83 Further, it is not in all cases where someone has been expelled from a club in breach of rules of natural justice that the court will intervene to provide a remedy. One circumstance in which a court would intervene, to provide a remedy by way of injunction if a person was expelled from a voluntary association in breach of rules of natural justice, was if the member would be thereby deprived of property to which membership entitled him or her (Rigby v Connol (1880) 14 Ch D 482 at 487 per Jessel MR. The proportion of members' subscriptions that was unspent at the time the action was brought was regarded as being an insufficient property right to justify the grant of an injunction: Amos v Brunton (1897) 18 NSWR (Eq) 184. However, in the course of the 20th century the courts came to regard what amounted to a sufficient right of property in a more liberal sense, so that the right of being a member of a trade union came to count as being enough of a right of property: Makin v Gallagher [1974] 2 NSWLR 559 at 578-582 per Holland J.
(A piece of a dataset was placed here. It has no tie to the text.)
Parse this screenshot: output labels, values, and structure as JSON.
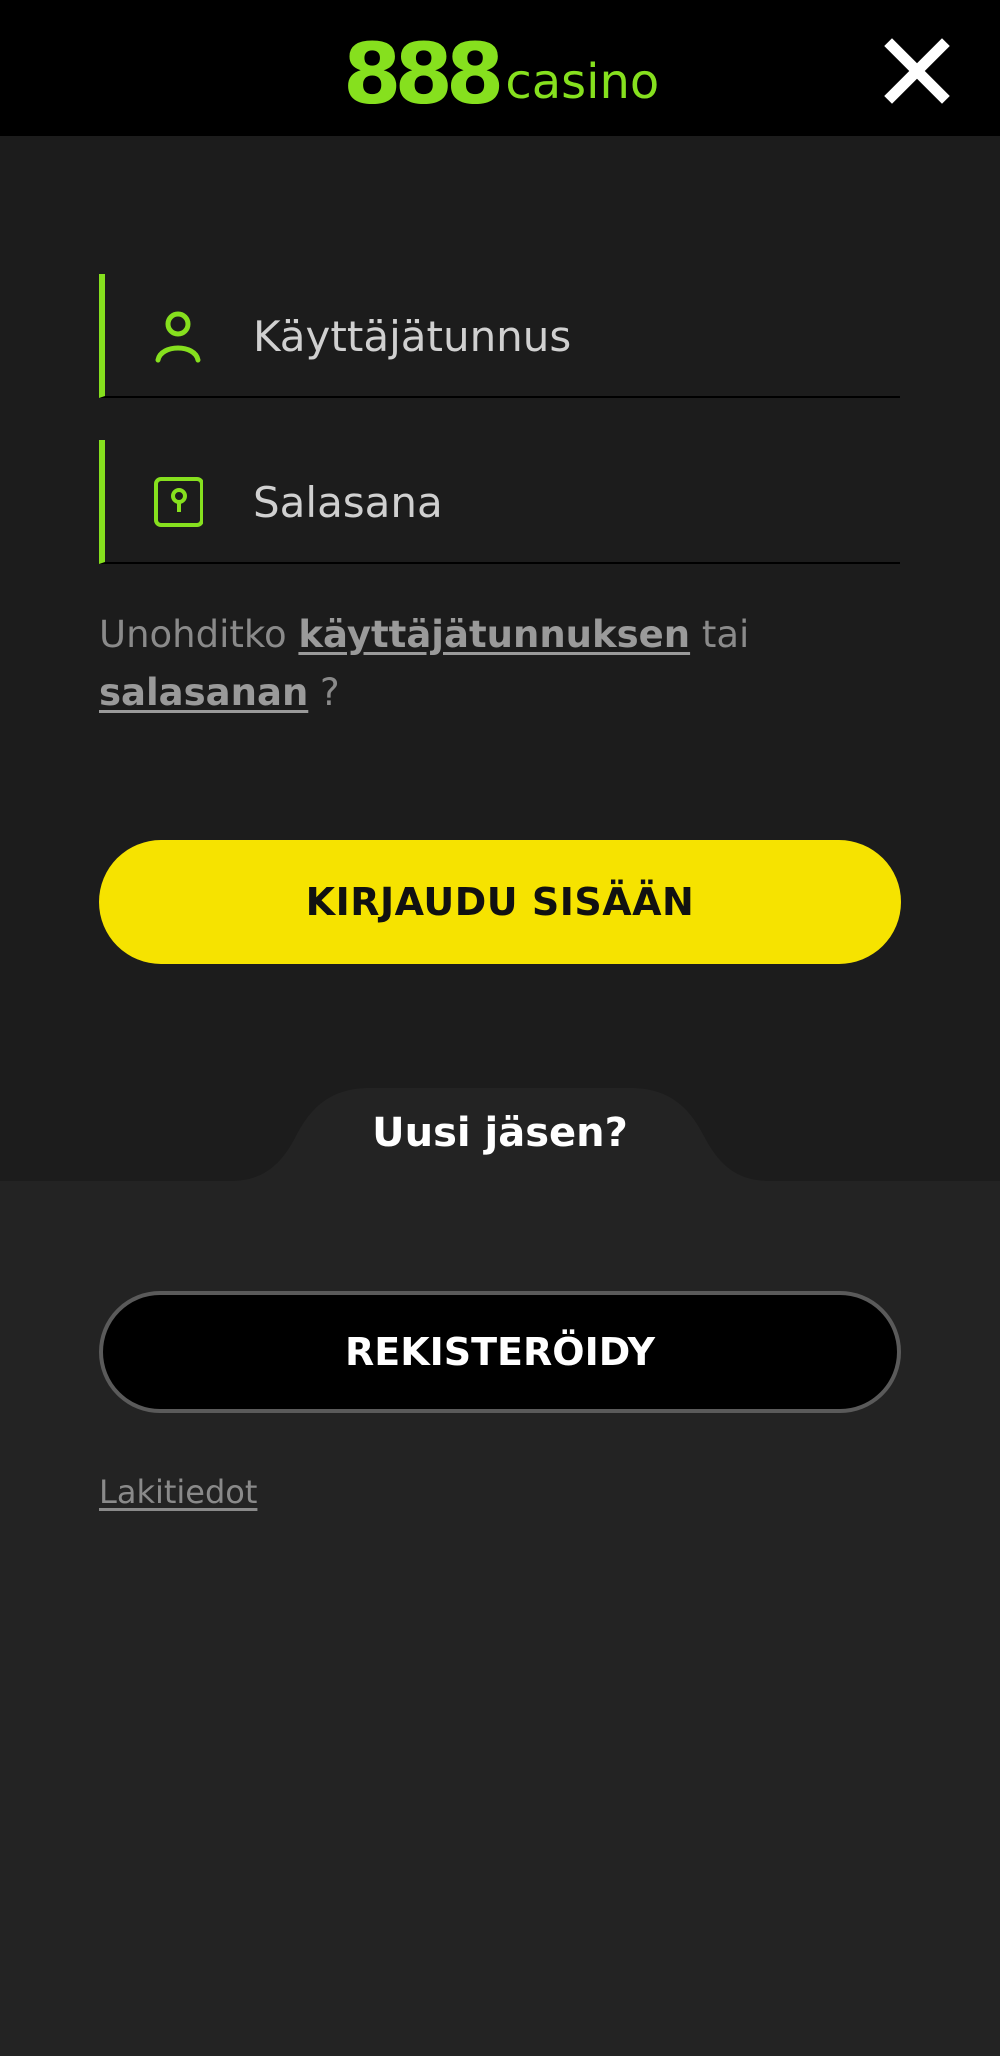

84 There is a long line of judicial statements, explaining that the basis on which a court can prevent excess of power by a domestic tribunal is by enforcing the contract under which the tribunal operates. Thus, in Dickason v Edwards (1910) 10 CLR 243 at 250 Griffith CJ said:
"It is, of course, a general rule of natural fair play that a man cannot be judge in his own cause. In the case of statutory tribunals that rule is absolute unless the statute provides, as it does in some cases, that a person who is only formally a party may nevertheless sit on the tribunal, as, for instance, in England in the case of licensing tribunals and the London County Council when it sits to determine applications for granting licences. The rule prevails except so far as the language of the particular statute is to the contrary. In the case of tribunals created by contract between the parties it is entirely a question of the construction of the contract whether the parties have agreed that an interested person shall or shall not be disqualified. To exclude the general rule of fair play I think it is necessary that it should appear that the parties intend that a person may sit although he is interested, that is to say, he must be able to collect from the contract itself an agreement either expressly or by necessary implication to that effect. The question therefore resolves itself into an examination of this contract."